The huge rise in printing unemployment owes much to a bad year for the US print market. On Friday, the chief economist of the Printing Industries of America, Dr. Ronnie Davis, projected that output in the print US industry will fall 4.5%, followed by 2.5% in 2010. Flagging demand from publishers means 18% of print companies in the US vanished between 2005-2008. A 1% year decline in demand suggests more print businesses will disappear from the market before conditions improve, with existing companies having to charge ever lower prices to remain solvent.

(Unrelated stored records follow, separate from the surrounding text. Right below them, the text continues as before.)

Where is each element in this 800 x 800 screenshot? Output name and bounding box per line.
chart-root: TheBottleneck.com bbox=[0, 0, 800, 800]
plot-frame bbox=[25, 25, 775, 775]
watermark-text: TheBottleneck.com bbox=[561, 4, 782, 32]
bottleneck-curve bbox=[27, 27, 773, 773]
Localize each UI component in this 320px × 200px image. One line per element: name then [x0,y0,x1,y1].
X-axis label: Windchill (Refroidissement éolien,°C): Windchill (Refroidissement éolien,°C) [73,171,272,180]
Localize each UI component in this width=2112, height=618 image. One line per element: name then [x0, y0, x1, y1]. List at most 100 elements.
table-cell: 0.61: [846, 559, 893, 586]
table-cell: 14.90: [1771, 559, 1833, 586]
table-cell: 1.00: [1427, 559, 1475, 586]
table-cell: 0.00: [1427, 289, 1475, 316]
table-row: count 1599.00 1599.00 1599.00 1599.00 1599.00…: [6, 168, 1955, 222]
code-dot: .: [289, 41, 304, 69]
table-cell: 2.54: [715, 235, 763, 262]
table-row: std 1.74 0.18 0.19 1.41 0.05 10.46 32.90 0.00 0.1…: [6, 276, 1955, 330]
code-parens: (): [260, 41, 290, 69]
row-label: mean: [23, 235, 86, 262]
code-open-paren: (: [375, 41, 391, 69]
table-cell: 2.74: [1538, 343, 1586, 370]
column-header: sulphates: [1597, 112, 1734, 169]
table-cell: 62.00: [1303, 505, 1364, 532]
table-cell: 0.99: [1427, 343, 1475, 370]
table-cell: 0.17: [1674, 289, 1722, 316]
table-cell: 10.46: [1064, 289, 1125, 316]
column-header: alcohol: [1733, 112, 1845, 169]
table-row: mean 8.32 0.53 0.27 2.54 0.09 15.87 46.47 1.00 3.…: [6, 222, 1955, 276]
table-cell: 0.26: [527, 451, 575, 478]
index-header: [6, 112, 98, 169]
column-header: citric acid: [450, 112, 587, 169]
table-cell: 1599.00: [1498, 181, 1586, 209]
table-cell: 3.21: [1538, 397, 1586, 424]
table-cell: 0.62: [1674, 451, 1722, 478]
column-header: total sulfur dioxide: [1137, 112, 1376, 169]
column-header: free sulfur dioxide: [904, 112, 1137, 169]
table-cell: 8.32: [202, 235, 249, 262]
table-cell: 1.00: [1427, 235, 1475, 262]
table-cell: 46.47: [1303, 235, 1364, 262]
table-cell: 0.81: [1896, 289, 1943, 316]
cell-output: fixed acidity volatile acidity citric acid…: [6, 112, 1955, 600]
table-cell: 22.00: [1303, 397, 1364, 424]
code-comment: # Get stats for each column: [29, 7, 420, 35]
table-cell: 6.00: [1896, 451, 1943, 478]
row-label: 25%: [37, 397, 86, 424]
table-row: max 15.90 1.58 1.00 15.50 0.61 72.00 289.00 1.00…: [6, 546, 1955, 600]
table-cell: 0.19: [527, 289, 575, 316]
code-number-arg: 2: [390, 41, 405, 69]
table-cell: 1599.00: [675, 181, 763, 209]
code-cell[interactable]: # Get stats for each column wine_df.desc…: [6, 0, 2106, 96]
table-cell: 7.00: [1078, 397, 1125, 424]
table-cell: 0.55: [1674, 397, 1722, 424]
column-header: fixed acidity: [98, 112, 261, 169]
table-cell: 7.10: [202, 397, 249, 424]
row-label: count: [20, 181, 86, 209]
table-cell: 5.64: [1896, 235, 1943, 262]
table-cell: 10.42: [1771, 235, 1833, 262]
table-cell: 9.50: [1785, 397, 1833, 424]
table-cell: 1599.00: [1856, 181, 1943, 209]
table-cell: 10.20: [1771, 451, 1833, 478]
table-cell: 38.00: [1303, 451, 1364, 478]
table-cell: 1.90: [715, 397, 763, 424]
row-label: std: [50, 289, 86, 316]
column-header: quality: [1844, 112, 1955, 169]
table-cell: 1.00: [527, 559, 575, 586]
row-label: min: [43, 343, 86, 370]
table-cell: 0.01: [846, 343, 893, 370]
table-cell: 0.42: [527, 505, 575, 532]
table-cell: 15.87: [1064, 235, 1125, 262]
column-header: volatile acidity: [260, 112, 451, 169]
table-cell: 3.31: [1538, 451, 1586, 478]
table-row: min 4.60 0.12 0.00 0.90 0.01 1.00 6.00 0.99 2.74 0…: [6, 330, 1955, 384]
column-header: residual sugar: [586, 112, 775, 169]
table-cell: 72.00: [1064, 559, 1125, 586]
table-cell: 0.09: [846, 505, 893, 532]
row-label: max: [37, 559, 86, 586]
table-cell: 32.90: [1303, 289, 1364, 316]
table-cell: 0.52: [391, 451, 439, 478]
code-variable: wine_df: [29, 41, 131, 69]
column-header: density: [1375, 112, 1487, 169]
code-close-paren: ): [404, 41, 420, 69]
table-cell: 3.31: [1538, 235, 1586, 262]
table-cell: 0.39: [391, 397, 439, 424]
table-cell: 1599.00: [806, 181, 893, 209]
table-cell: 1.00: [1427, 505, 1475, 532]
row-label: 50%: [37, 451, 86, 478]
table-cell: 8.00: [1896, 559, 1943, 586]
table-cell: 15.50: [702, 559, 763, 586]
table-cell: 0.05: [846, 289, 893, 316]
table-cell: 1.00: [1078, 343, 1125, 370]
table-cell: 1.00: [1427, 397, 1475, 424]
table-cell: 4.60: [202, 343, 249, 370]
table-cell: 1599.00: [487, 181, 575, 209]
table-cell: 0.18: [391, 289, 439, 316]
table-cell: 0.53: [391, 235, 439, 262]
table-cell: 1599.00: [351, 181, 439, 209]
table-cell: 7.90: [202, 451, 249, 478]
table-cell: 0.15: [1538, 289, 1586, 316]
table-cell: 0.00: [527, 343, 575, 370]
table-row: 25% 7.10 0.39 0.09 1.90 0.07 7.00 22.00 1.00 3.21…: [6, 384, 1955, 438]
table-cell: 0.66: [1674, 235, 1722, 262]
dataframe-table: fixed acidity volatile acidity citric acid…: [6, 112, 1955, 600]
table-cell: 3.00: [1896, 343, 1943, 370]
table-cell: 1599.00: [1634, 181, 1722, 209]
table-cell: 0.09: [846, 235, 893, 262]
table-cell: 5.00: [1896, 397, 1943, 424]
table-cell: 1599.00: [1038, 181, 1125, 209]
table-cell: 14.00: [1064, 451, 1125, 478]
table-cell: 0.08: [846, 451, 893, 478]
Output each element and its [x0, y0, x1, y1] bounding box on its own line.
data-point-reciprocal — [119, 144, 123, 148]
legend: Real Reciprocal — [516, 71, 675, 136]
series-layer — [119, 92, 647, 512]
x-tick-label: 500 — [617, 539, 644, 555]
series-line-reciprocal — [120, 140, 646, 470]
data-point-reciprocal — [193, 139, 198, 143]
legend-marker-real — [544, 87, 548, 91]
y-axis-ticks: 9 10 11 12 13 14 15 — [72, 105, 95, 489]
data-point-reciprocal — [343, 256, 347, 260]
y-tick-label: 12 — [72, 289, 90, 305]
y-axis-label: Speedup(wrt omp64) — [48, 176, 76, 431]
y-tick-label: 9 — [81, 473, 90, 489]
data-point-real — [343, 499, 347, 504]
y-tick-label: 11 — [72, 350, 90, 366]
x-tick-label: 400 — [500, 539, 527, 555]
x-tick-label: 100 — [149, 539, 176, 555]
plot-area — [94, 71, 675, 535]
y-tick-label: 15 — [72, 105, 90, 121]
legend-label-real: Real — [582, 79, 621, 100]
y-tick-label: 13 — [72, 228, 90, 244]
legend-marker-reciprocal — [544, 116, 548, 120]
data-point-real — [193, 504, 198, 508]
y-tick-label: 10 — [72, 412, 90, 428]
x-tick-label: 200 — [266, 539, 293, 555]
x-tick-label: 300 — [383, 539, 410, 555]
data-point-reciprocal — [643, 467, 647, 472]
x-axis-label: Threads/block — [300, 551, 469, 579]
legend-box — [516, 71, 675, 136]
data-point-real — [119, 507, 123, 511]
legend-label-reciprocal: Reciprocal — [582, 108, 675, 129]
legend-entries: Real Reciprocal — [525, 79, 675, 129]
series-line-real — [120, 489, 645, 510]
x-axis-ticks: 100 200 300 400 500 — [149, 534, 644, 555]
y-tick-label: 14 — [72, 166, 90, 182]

So hard have the existing firms been squeezed, the value in shipments fell $1.1 billion from October 2008. WhatTheyThink.com reports that what is usually the industry’s most important month – in the lead-up to the Thanksgiving season and Christmas – is now second to March. According to the director of WhatTheyThink’s Economics and Research Centre, Dr. Webb, the 13% reduction owes much to the transition to digital media. He commented: ”The communications market is very dynamic… the guidelines for media selection and deployment are being rewritten every day.”
Yet publishers have failed to adapt, with many redundancies across the entire sector. Gawker.com reports that Time Inc. have laid off the assistant editors at Fortune Magazine, with other cutbacks in personnel within the conglomerate’s publications. Elsewhere, BusinessWeek.com has decided to drop 130 of its regular staffers, while the Washington Post has announced it is shedding 40 of its workforce. According to MNILive.com, more than 5000 members of the US newspaper industry were made redundant last year – while figures for 2009 have not been announced.
The report today by the US Bureau of Labour Statistics bodes ill. Moreover, the statistics do not include job losses within the online part of the US print industry. The real unemployment figures will hence be much higher than those reported. Although the downturn of the US economy is righting itself, with employment in commercial banking increasing by 1% in 2009, the print industry remains exempt from the recovery. This likely is because of the transition to online media - the newspaper industry is negotiating with Google for its very survival – but means it may be some time yet before today’s job losses are recovered.